Harrington, who’s wrapping up an internship at the NASA Goddard Space Flight Center and is headed to the University of Maryland at College Park, said students shouldn’t hesitate to speak up when they’re struggling and let their teachers and parents know.

Kalonji Harrington graduates from College Park Academy in Prince George’s County. (Courtesy Afi Harrington)

“Teachers are here to help you, and you’re not alone” in trying to navigate a brand-new and difficult situation.

Harrington has attended CPS since the sixth grade. Despite with his own experience with online learning, he did find times when maintaining focus and developing time-management skills could be tough.

But Harrington reminds students that they don’t have to figure out those things all by themselves.

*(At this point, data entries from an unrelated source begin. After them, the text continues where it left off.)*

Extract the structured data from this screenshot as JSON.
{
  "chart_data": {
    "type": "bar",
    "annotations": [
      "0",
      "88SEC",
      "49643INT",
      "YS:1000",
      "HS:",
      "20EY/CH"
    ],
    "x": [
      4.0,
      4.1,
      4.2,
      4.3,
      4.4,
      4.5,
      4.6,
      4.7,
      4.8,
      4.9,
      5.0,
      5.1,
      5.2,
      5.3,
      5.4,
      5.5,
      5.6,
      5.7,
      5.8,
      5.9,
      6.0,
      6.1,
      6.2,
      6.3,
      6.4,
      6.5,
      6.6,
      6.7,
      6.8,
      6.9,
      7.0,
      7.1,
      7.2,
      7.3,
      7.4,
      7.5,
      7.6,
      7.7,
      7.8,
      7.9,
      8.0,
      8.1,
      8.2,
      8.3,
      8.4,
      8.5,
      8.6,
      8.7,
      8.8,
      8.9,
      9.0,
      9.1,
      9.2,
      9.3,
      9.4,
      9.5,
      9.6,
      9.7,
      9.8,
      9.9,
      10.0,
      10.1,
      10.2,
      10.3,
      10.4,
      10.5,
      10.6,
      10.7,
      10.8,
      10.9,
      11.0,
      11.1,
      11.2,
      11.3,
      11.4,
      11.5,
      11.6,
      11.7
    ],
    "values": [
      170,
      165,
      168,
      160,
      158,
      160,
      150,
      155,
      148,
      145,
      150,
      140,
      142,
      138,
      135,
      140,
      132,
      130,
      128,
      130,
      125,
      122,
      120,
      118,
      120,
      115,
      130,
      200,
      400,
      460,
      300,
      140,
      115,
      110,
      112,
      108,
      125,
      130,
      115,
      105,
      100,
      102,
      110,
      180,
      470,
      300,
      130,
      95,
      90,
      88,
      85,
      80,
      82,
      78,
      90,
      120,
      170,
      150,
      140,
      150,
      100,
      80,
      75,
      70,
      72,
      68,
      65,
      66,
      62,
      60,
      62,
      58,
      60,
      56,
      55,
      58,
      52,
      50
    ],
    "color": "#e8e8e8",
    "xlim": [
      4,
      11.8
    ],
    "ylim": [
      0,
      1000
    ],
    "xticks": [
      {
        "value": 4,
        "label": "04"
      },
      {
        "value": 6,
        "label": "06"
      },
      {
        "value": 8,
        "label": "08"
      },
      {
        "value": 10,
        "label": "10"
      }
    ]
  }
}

“Your parents and teachers have been through a lot of challenges before and have learned a lot of these skills already,” Harrington said. “They can help you and are here to support you.”

He would advise teachers to provide lots of opportunities for students to speak up and hold discussions during their online sessions, “rather than keeping things as lectures.”

Both Francis and Harrington said that part of the stress of living through a pandemic is that it has put society in a new and untested situation.

But both said part of the comfort to be found is that everyone is working their way through it as best they can.

“Everyone needs to be less harsh with each other,” Harrington said, adding that people need to work together. “So that everyone can be the best that they can be at this time.”

Maryland’s State Department of Education requires all school systems to post their plans for the coming school year by Aug. 14, and many, including Montgomery, Anne Arundel, Frederick and Prince George’s counties, will be holding virtual classes for the first semester.